Hating is so easy, it’s so easy to hate on people that love what they’re doing, they seem out of touch with reality. But taking the easy route is the go-to solution for ruining your life. Do things that make you nervous, that make you gag and want to throw up, try being hated for once, stop trying so hard to fit in. I realized that life is beautiful by being hated, and now that I’m accepted, I’ve lost that sentiment. When you feel like everyone around you likes you, even people you meet for the first time, you should be afraid. Alarms in your head should go off. Stay that way for a couple of months and you will lose passion.
A few months ago I wrote that we have too many startups and that the startup scene is ugly right now. It’s true, I still think that chaos and greed has taken over many smart young people. But they will learn, people change. It’s a good thing that more people have agency now. Yes, Cluely isn’t the most morally attractive sensation, but the hate it’s getting hides a deeper truth. Logically, there are much much worse things to hate on. People hate because they see unconventional success, success that does not fit their world model, success they couldn’t achieve because they didn’t know it was possible to do it that way. Young people are lost. The world has shifted too far from convention and this is the messy, chaotic way the youth is learning to find freedom and beauty in post-modernity.
We have an all time high count of young people paving their path to live the life they want - that is beautiful. More people are becoming like the 13 year old me when I asked my parents for a PayPal account to make money on Instagram. More people are becoming passionate in life. Is this stable for the future? We don’t have a clue. But by the time the “experts” build all the models they can to predict if this is net positive or net negative, they will be too late; the people that took a risk will laugh at these experts who will announce their GROUNDBREAKING results into nothingness. There will always be people saying what you’re doing is stupid, bad, useless. But in order to make a dent in the world, you need to trust your gut.
What is the difference between a successful startup and an unsuccessful one? There are too many factors to count - funding, timing, people, idea, health, so on and so forth. What is the difference between a successful entrepreneur and an unsuccessful one? It’s much simpler: grit and conviction. Behind a successful startup, there are countless failed dropshipping stores, countless awkward VC meetings, countless stupid ideas.
I use startups as an example because it’s my territory. The same thing applies for any risky project. You can always hate on someone for what they’re doing now, but if they’re relentless they will win. Eventually they will win. It takes one win. If you can fail a thousand times without dying you will win. It’s like saving your game before a boss fight and fighting it until you win. All it really takes is patience, conviction, and grit. Those David Goggins motivational videos are true, not because they sound attractive, but because the game is logically built that way. It’s just communicated in those motivational quotes to be easily digested by normies.
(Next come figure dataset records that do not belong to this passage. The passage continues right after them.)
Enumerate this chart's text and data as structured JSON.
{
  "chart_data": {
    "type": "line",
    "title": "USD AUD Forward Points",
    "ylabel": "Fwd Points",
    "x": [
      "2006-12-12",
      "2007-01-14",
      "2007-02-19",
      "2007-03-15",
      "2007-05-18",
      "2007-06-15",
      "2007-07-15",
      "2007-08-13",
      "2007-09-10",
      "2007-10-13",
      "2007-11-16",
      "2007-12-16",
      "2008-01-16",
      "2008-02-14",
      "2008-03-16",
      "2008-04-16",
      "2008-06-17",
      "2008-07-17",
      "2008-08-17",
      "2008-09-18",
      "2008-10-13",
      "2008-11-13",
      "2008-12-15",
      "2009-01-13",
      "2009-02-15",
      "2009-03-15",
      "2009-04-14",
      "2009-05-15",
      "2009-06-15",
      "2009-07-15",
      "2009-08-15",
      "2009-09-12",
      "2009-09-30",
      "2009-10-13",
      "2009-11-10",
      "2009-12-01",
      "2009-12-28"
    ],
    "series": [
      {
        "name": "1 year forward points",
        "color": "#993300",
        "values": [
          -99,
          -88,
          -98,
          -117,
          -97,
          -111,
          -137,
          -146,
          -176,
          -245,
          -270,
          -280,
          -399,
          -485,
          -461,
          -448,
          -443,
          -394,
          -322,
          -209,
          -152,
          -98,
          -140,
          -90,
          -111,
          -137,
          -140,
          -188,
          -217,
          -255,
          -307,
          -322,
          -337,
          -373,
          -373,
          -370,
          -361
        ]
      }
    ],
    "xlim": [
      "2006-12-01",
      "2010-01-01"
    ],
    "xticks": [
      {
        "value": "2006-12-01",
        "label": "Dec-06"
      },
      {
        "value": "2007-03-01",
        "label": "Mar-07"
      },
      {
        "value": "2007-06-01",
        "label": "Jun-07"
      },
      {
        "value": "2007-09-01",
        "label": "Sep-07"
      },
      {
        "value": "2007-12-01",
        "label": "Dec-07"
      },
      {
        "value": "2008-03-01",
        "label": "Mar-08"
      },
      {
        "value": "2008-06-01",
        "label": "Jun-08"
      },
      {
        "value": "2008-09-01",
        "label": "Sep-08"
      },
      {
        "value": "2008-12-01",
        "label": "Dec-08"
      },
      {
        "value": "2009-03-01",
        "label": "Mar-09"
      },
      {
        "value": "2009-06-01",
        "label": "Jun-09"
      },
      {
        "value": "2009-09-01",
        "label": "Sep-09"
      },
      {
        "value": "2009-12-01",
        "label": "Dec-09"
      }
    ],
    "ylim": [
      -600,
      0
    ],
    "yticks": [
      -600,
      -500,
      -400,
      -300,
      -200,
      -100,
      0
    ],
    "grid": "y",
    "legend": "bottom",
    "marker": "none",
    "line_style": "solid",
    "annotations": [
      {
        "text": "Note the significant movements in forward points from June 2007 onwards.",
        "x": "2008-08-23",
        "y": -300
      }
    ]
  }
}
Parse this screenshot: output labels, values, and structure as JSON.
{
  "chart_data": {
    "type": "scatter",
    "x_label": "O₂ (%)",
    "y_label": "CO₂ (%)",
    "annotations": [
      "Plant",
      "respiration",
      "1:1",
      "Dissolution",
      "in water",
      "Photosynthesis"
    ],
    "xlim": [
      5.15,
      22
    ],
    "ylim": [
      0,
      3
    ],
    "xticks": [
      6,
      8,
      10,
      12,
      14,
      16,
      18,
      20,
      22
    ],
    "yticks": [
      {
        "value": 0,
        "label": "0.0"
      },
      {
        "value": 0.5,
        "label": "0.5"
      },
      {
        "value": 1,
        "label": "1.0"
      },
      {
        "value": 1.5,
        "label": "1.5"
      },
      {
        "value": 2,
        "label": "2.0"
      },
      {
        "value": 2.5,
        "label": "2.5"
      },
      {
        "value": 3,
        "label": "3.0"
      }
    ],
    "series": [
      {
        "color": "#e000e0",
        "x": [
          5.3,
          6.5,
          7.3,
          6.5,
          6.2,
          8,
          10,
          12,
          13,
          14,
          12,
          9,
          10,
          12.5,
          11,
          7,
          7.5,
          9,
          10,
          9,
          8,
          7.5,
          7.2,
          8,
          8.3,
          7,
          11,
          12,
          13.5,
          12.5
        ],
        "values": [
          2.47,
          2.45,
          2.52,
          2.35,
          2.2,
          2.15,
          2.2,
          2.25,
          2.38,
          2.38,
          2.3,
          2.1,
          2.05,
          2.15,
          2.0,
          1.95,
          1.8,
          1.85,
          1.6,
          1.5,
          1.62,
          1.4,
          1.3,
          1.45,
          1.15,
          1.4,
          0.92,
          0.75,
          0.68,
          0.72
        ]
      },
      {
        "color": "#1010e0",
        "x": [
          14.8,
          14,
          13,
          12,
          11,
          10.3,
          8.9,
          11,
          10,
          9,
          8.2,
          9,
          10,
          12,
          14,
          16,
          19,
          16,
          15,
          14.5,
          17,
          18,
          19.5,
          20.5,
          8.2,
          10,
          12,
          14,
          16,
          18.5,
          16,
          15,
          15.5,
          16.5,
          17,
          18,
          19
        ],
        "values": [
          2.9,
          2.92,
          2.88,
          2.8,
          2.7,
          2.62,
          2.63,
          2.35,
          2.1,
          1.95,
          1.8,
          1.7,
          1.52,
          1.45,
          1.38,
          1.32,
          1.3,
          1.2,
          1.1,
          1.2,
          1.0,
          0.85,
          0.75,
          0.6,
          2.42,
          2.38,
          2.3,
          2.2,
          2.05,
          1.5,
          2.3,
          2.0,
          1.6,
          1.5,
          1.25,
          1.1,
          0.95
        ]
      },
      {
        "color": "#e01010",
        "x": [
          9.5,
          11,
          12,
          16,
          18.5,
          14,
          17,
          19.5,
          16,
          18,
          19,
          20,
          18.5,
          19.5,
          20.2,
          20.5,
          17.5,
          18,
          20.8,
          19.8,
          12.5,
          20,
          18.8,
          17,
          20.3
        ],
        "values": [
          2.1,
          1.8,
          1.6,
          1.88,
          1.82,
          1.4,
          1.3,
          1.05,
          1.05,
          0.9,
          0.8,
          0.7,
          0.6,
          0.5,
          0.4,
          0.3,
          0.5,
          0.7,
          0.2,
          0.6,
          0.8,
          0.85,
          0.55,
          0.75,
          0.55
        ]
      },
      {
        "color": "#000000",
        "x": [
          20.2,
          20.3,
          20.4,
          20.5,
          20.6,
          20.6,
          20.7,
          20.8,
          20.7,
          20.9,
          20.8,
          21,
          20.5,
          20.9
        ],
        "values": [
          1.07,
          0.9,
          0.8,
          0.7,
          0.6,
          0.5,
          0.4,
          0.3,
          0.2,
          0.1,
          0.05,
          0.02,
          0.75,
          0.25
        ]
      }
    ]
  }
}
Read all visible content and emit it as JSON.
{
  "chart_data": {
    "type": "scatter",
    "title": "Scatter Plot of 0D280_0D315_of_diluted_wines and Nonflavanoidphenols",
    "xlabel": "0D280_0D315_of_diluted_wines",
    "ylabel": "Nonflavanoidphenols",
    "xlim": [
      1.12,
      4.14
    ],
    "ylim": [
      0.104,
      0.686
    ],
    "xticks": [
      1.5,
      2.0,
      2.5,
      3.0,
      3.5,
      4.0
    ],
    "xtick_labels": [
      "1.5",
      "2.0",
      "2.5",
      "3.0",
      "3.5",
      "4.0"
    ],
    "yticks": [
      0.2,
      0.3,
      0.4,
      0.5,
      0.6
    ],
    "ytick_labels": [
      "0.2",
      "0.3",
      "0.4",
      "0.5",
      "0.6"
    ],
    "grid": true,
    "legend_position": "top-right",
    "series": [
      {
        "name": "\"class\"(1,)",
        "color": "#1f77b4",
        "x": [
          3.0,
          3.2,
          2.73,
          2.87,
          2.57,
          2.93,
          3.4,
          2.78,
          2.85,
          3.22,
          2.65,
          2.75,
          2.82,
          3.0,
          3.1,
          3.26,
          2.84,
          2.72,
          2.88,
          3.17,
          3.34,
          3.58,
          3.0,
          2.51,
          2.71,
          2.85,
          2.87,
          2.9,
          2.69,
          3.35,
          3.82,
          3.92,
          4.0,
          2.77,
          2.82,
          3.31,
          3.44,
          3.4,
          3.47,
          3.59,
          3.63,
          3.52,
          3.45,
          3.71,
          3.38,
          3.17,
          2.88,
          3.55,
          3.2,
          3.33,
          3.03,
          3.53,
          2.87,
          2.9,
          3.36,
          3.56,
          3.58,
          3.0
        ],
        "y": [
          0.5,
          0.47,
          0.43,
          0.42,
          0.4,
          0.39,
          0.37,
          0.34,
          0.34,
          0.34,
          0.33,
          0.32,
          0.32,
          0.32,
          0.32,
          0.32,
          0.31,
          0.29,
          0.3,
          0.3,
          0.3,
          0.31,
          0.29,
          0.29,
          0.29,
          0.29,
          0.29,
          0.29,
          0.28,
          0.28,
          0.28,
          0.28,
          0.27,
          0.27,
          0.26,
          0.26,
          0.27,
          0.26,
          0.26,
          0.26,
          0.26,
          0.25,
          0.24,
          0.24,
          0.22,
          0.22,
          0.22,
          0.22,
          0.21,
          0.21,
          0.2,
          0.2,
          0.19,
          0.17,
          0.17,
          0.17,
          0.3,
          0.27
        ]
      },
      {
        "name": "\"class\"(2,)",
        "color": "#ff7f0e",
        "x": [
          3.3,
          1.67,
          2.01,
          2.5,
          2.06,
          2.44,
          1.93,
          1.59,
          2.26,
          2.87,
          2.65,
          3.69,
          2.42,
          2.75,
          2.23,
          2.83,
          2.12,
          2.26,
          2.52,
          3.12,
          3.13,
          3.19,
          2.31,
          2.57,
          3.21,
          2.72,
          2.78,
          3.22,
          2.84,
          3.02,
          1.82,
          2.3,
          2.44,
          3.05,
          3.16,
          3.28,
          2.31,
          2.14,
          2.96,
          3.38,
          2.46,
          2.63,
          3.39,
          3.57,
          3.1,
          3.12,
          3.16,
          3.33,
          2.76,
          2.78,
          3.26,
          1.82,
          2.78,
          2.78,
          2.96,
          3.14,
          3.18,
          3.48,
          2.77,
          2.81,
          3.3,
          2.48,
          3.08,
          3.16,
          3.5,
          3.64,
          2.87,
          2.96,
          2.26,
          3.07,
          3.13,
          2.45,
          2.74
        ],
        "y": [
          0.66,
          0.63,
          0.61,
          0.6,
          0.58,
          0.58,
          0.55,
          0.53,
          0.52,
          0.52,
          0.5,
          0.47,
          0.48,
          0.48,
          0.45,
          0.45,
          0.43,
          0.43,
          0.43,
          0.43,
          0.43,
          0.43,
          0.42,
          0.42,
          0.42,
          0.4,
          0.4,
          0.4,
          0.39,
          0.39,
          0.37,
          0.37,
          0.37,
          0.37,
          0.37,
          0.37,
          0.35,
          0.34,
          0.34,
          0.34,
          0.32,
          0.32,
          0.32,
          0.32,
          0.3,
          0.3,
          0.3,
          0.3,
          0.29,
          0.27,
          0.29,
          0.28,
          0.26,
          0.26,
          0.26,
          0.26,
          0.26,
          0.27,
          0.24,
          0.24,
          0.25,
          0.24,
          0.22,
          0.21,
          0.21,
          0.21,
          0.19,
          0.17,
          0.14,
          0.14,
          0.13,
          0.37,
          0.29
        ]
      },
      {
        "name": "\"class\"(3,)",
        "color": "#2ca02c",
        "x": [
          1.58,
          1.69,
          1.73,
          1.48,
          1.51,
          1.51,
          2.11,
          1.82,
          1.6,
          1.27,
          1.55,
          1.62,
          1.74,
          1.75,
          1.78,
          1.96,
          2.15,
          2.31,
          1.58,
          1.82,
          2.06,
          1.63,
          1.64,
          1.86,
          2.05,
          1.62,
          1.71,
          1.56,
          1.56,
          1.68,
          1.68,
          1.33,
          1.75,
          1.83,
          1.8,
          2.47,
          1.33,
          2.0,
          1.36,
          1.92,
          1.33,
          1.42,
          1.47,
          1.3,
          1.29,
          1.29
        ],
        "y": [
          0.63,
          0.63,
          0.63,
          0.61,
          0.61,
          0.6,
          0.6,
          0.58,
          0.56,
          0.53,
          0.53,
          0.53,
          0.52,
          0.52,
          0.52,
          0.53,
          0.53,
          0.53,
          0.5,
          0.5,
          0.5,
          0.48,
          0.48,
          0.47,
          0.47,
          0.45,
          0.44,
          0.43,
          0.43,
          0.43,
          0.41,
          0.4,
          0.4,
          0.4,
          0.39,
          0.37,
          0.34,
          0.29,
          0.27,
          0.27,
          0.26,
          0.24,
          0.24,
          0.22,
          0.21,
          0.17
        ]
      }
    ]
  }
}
If you’re too ignorant to believe that people can grow and that environments can change for the better, life is not beautiful, life sucks, everything everyone else does suck. It’s statistically safe to never believe in change, never invest in anything new because most new things fail. But if you’re too scared to be wrong, you will never realize that life is beautiful, because you will never win, because there was never even an OPPORTUNITY for you to win.
So take a fucking risk and be prepared to lose a lot. Then life will become beautiful.